企画展

第2回世田谷フィルムフェスティバル 時代劇の名匠・稲垣浩の世界

2001年1月13日(土)~1月28日(日)

昭和55年、74歳で世田谷区成城に没した映画監督・稲垣浩は、『宮本武蔵』(米アカデミー賞最優秀外国語映画賞受賞)や『無法松の一生』(ヴェネチア国際映画祭グランプリ受賞)で国際的にも高い評価を得ている日本映画を代表する映画監督です。
稲垣浩は、明治38年、東京下町に生まれ、子役を経て、昭和3年『天下太平記』で監督デビューを果たしました。

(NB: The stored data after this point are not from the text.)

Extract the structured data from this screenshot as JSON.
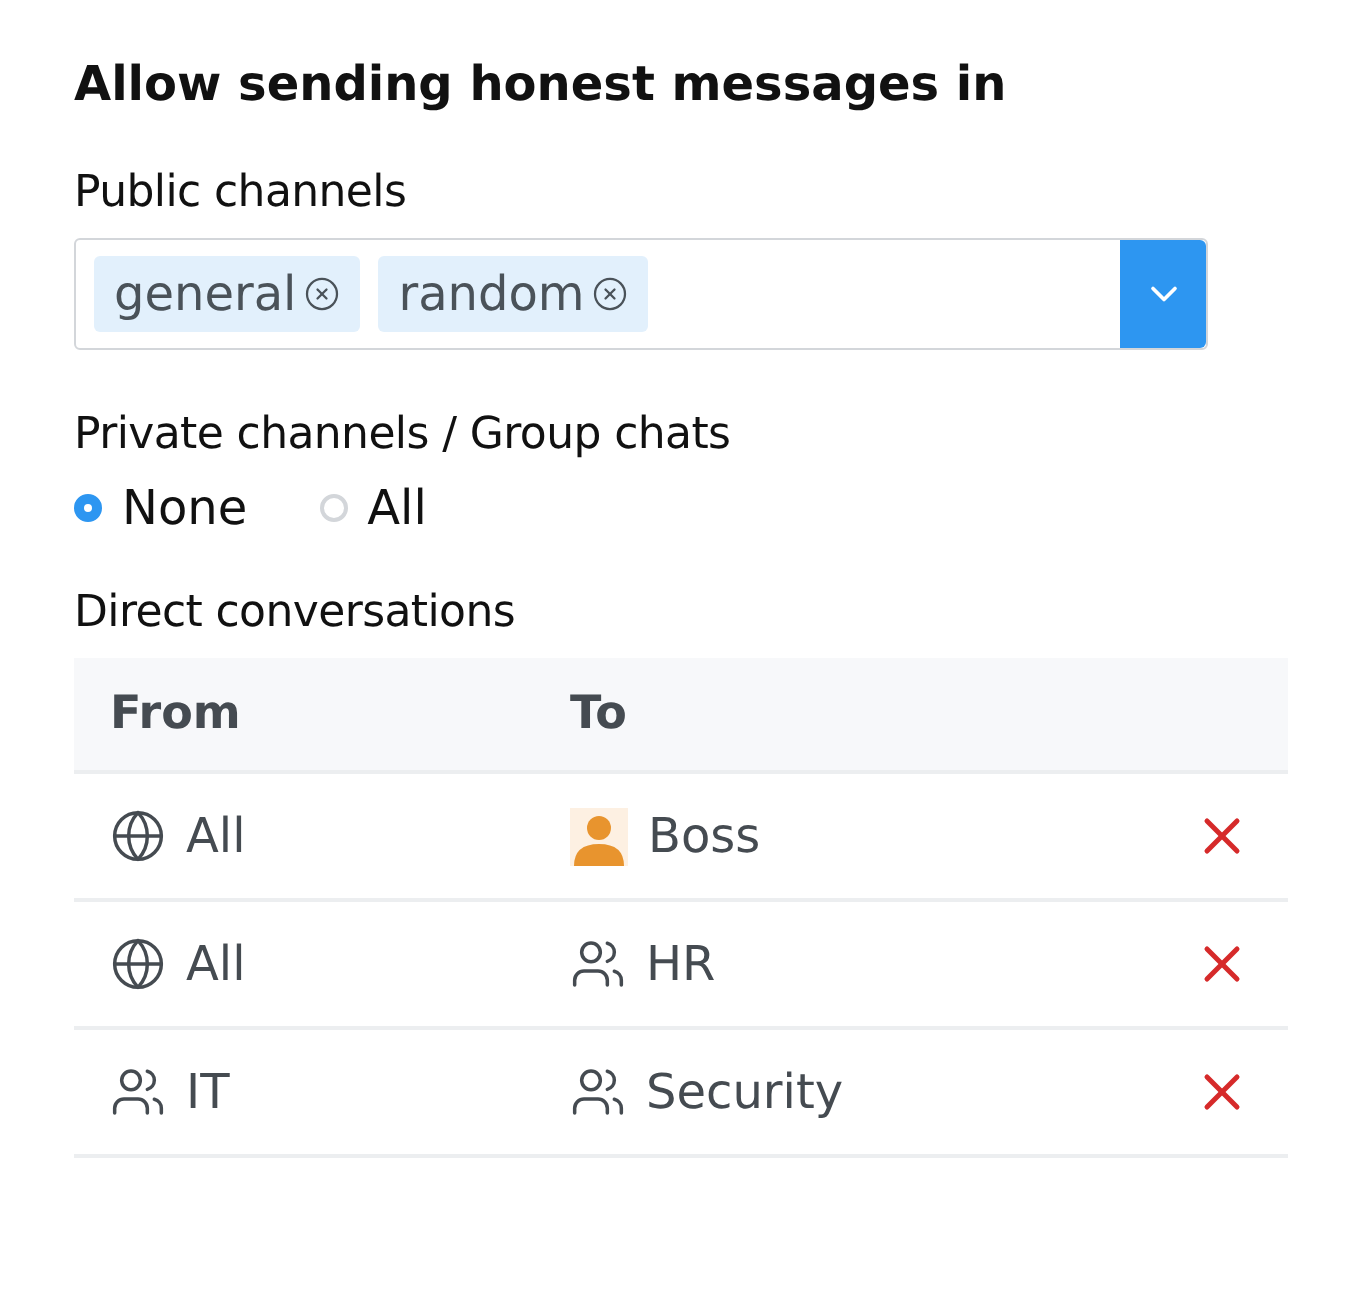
{
  "title": "Allow sending honest messages in",
  "public_channels": {
    "label": "Public channels",
    "tags": [
      {
        "label": "general"
      },
      {
        "label": "random"
      }
    ]
  },
  "private_channels": {
    "label": "Private channels / Group chats",
    "options": [
      {
        "label": "None",
        "selected": true
      },
      {
        "label": "All",
        "selected": false
      }
    ]
  },
  "direct_conversations": {
    "label": "Direct conversations",
    "columns": [
      "From",
      "To"
    ],
    "rows": [
      {
        "from": {
          "kind": "everyone",
          "label": "All"
        },
        "to": {
          "kind": "user",
          "label": "Boss"
        }
      },
      {
        "from": {
          "kind": "everyone",
          "label": "All"
        },
        "to": {
          "kind": "group",
          "label": "HR"
        }
      },
      {
        "from": {
          "kind": "group",
          "label": "IT"
        },
        "to": {
          "kind": "group",
          "label": "Security"
        }
      }
    ]
  }
}
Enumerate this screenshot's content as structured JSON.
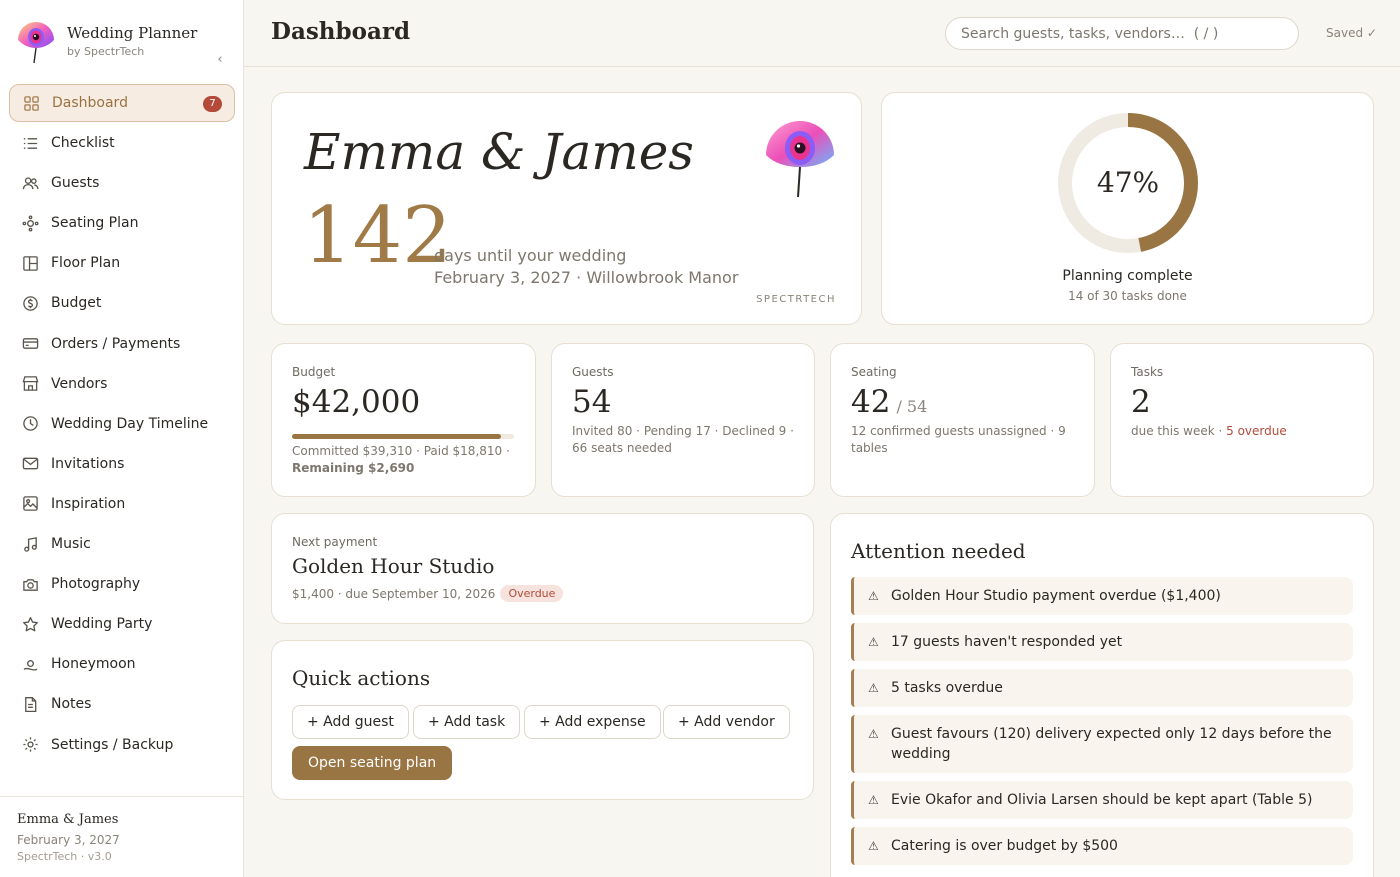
{
  "sidebar": {
    "brand_title": "Wedding Planner",
    "brand_subtitle": "by SpectrTech",
    "collapse_icon": "chevron-left-icon",
    "items": [
      {
        "label": "Dashboard",
        "icon": "grid-icon",
        "active": true,
        "badge": "7"
      },
      {
        "label": "Checklist",
        "icon": "list-icon"
      },
      {
        "label": "Guests",
        "icon": "users-icon"
      },
      {
        "label": "Seating Plan",
        "icon": "seating-icon"
      },
      {
        "label": "Floor Plan",
        "icon": "floorplan-icon"
      },
      {
        "label": "Budget",
        "icon": "dollar-icon"
      },
      {
        "label": "Orders / Payments",
        "icon": "card-icon"
      },
      {
        "label": "Vendors",
        "icon": "store-icon"
      },
      {
        "label": "Wedding Day Timeline",
        "icon": "clock-icon"
      },
      {
        "label": "Invitations",
        "icon": "mail-icon"
      },
      {
        "label": "Inspiration",
        "icon": "image-icon"
      },
      {
        "label": "Music",
        "icon": "music-icon"
      },
      {
        "label": "Photography",
        "icon": "camera-icon"
      },
      {
        "label": "Wedding Party",
        "icon": "star-icon"
      },
      {
        "label": "Honeymoon",
        "icon": "sunset-icon"
      },
      {
        "label": "Notes",
        "icon": "note-icon"
      },
      {
        "label": "Settings / Backup",
        "icon": "gear-icon"
      }
    ],
    "footer": {
      "couple": "Emma & James",
      "date": "February 3, 2027",
      "version": "SpectrTech · v3.0"
    }
  },
  "topbar": {
    "title": "Dashboard",
    "search_placeholder": "Search guests, tasks, vendors…  ( / )",
    "saved": "Saved ✓"
  },
  "hero": {
    "couple": "Emma & James",
    "days": "142",
    "days_label": "days until your wedding",
    "date_venue": "February 3, 2027 · Willowbrook Manor",
    "brand": "SPECTRTECH"
  },
  "progress": {
    "percent": 47,
    "percent_label": "47%",
    "title": "Planning complete",
    "subtitle": "14 of 30 tasks done"
  },
  "stats": {
    "budget": {
      "label": "Budget",
      "value": "$42,000",
      "fill_fraction": 0.94,
      "sub": "Committed $39,310 · Paid $18,810 ·",
      "remaining": "Remaining $2,690"
    },
    "guests": {
      "label": "Guests",
      "value": "54",
      "sub": "Invited 80 · Pending 17 · Declined 9 · 66 seats needed"
    },
    "seating": {
      "label": "Seating",
      "value": "42",
      "of": "/ 54",
      "sub": "12 confirmed guests unassigned · 9 tables"
    },
    "tasks": {
      "label": "Tasks",
      "value": "2",
      "sub": "due this week ·",
      "overdue": "5 overdue"
    }
  },
  "payment": {
    "label": "Next payment",
    "vendor": "Golden Hour Studio",
    "detail": "$1,400 · due September 10, 2026",
    "status": "Overdue"
  },
  "quick_actions": {
    "title": "Quick actions",
    "add_guest": "+ Add guest",
    "add_task": "+ Add task",
    "add_expense": "+ Add expense",
    "add_vendor": "+ Add vendor",
    "open_seating": "Open seating plan"
  },
  "attention": {
    "title": "Attention needed",
    "icon": "warning-icon",
    "items": [
      "Golden Hour Studio payment overdue ($1,400)",
      "17 guests haven't responded yet",
      "5 tasks overdue",
      "Guest favours (120) delivery expected only 12 days before the wedding",
      "Evie Okafor and Olivia Larsen should be kept apart (Table 5)",
      "Catering is over budget by $500"
    ]
  },
  "colors": {
    "accent": "#9a7544",
    "danger": "#b34a3a",
    "background": "#f8f6f1"
  }
}
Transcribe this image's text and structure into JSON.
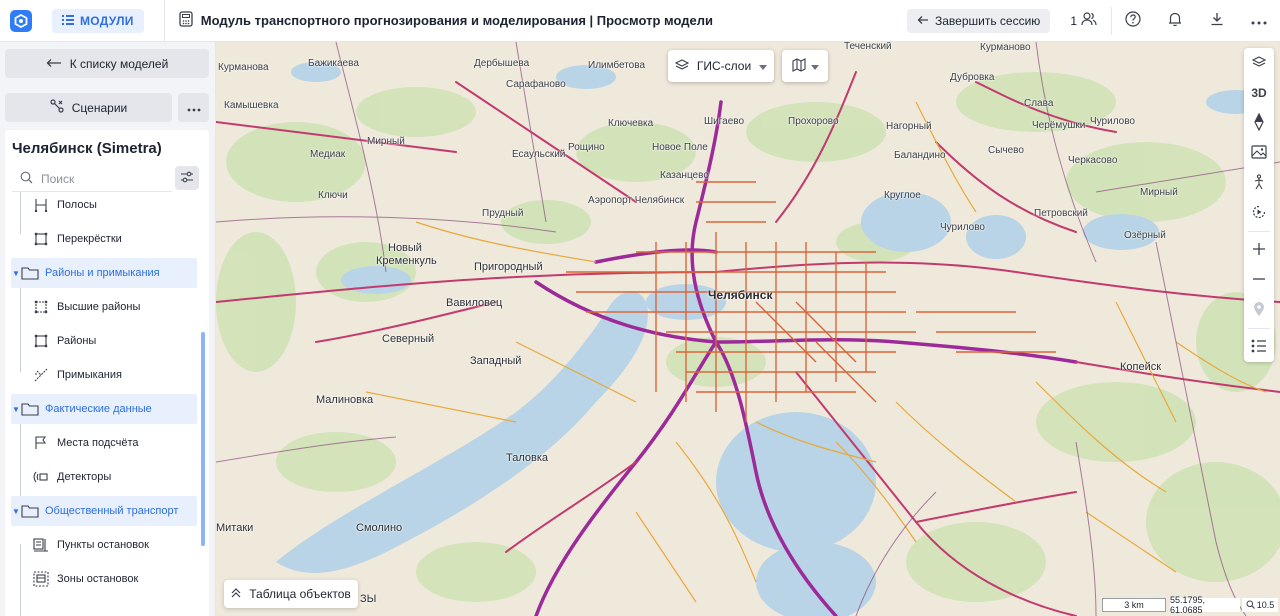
{
  "header": {
    "modules_label": "МОДУЛИ",
    "title": "Модуль транспортного прогнозирования и моделирования | Просмотр модели",
    "end_session_label": "Завершить сессию",
    "users_count": "1"
  },
  "sidebar": {
    "back_label": "К списку моделей",
    "scenarios_label": "Сценарии",
    "model_title": "Челябинск (Simetra)",
    "search_placeholder": "Поиск",
    "tree": [
      {
        "label": "Полосы",
        "type": "leaf",
        "icon": "lanes-icon"
      },
      {
        "label": "Перекрёстки",
        "type": "leaf",
        "icon": "intersections-icon"
      },
      {
        "label": "Районы и примыкания",
        "type": "group",
        "icon": "folder-icon"
      },
      {
        "label": "Высшие районы",
        "type": "leaf",
        "icon": "super-zones-icon"
      },
      {
        "label": "Районы",
        "type": "leaf",
        "icon": "zones-icon"
      },
      {
        "label": "Примыкания",
        "type": "leaf",
        "icon": "connectors-icon"
      },
      {
        "label": "Фактические данные",
        "type": "group",
        "icon": "folder-icon"
      },
      {
        "label": "Места подсчёта",
        "type": "leaf",
        "icon": "flag-icon"
      },
      {
        "label": "Детекторы",
        "type": "leaf",
        "icon": "detector-icon"
      },
      {
        "label": "Общественный транспорт",
        "type": "group",
        "icon": "folder-icon"
      },
      {
        "label": "Пункты остановок",
        "type": "leaf",
        "icon": "stop-points-icon"
      },
      {
        "label": "Зоны остановок",
        "type": "leaf",
        "icon": "stop-zones-icon"
      }
    ]
  },
  "map": {
    "gis_label": "ГИС-слои",
    "table_label": "Таблица объектов",
    "scale_label": "3 km",
    "coords_label": "55.1795, 61.0685",
    "zoom_label": "10.5",
    "tool_3d_label": "3D",
    "places": [
      {
        "name": "Челябинск",
        "cls": "big"
      },
      {
        "name": "Копейск",
        "cls": "mid"
      },
      {
        "name": "Смолино",
        "cls": "mid"
      },
      {
        "name": "Таловка",
        "cls": "mid"
      },
      {
        "name": "Малиновка",
        "cls": "mid"
      },
      {
        "name": "Северный",
        "cls": "mid"
      },
      {
        "name": "Западный",
        "cls": "mid"
      },
      {
        "name": "Вавиловец",
        "cls": "mid"
      },
      {
        "name": "Пригородный",
        "cls": "mid"
      },
      {
        "name": "Новый",
        "cls": "mid"
      },
      {
        "name": "Кременкуль",
        "cls": "mid"
      },
      {
        "name": "Прудный",
        "cls": ""
      },
      {
        "name": "Ключи",
        "cls": ""
      },
      {
        "name": "Медиак",
        "cls": ""
      },
      {
        "name": "Мирный",
        "cls": ""
      },
      {
        "name": "Есаульский",
        "cls": ""
      },
      {
        "name": "Рощино",
        "cls": ""
      },
      {
        "name": "Новое Поле",
        "cls": ""
      },
      {
        "name": "Казанцево",
        "cls": ""
      },
      {
        "name": "Шигаево",
        "cls": ""
      },
      {
        "name": "Прохорово",
        "cls": ""
      },
      {
        "name": "Нагорный",
        "cls": ""
      },
      {
        "name": "Баландино",
        "cls": ""
      },
      {
        "name": "Сычево",
        "cls": ""
      },
      {
        "name": "Черкасово",
        "cls": ""
      },
      {
        "name": "Круглое",
        "cls": ""
      },
      {
        "name": "Чурилово",
        "cls": ""
      },
      {
        "name": "Петровский",
        "cls": ""
      },
      {
        "name": "Мирный",
        "cls": ""
      },
      {
        "name": "Озёрный",
        "cls": ""
      },
      {
        "name": "Слава",
        "cls": ""
      },
      {
        "name": "Черёмушки",
        "cls": ""
      },
      {
        "name": "Чурилово",
        "cls": ""
      },
      {
        "name": "Дубровка",
        "cls": ""
      },
      {
        "name": "Курманово",
        "cls": ""
      },
      {
        "name": "Теченский",
        "cls": ""
      },
      {
        "name": "Курманова",
        "cls": ""
      },
      {
        "name": "Бажикаева",
        "cls": ""
      },
      {
        "name": "Камышевка",
        "cls": ""
      },
      {
        "name": "Дербышева",
        "cls": ""
      },
      {
        "name": "Илимбетова",
        "cls": ""
      },
      {
        "name": "Ключевка",
        "cls": ""
      },
      {
        "name": "Сарафаново",
        "cls": ""
      },
      {
        "name": "Аэропорт Челябинск",
        "cls": ""
      },
      {
        "name": "Митаки",
        "cls": "mid"
      },
      {
        "name": "ЗЫ",
        "cls": "mid"
      }
    ]
  }
}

盟友伊丹万作の脚本で明るく軽快な時代劇を次々と発表し、阪東妻三郎主演の『無法松の一生』は、戦中・戦後と二度の検閲で大幅にカットされながらも、日本人の心に訴える名作として知られています。また、『手をつなぐ子等』、『忘れられた子等』、『嵐』などの、子どもを主人公とした作品がある一方で、『宮本武蔵』三部作、『柳生武芸帳』前後編、『大阪城物語』、『風林火山』など三船敏郎が主演する時代劇の大作では、黒澤明とともに「東京時代劇」のスタイルを作り、多くの時代劇ファンを魅了しました。
今回のフェスティバルでは《時代劇の名匠・稲垣浩の世界》と題して、資料展示、上映会、トークショーを開催します。ポスター、台本、衣装デザイン画、セット図面など、当館で収蔵する稲垣監督作品関連の映画資料をはじめ、ご遺族からご提供いただいた貴重な絵画作品なども初公開し、彼の持つ暖かい人情味と抒情性を鑑賞いただきます。時代劇に夢を翔けた職人監督の一生を見つめてください。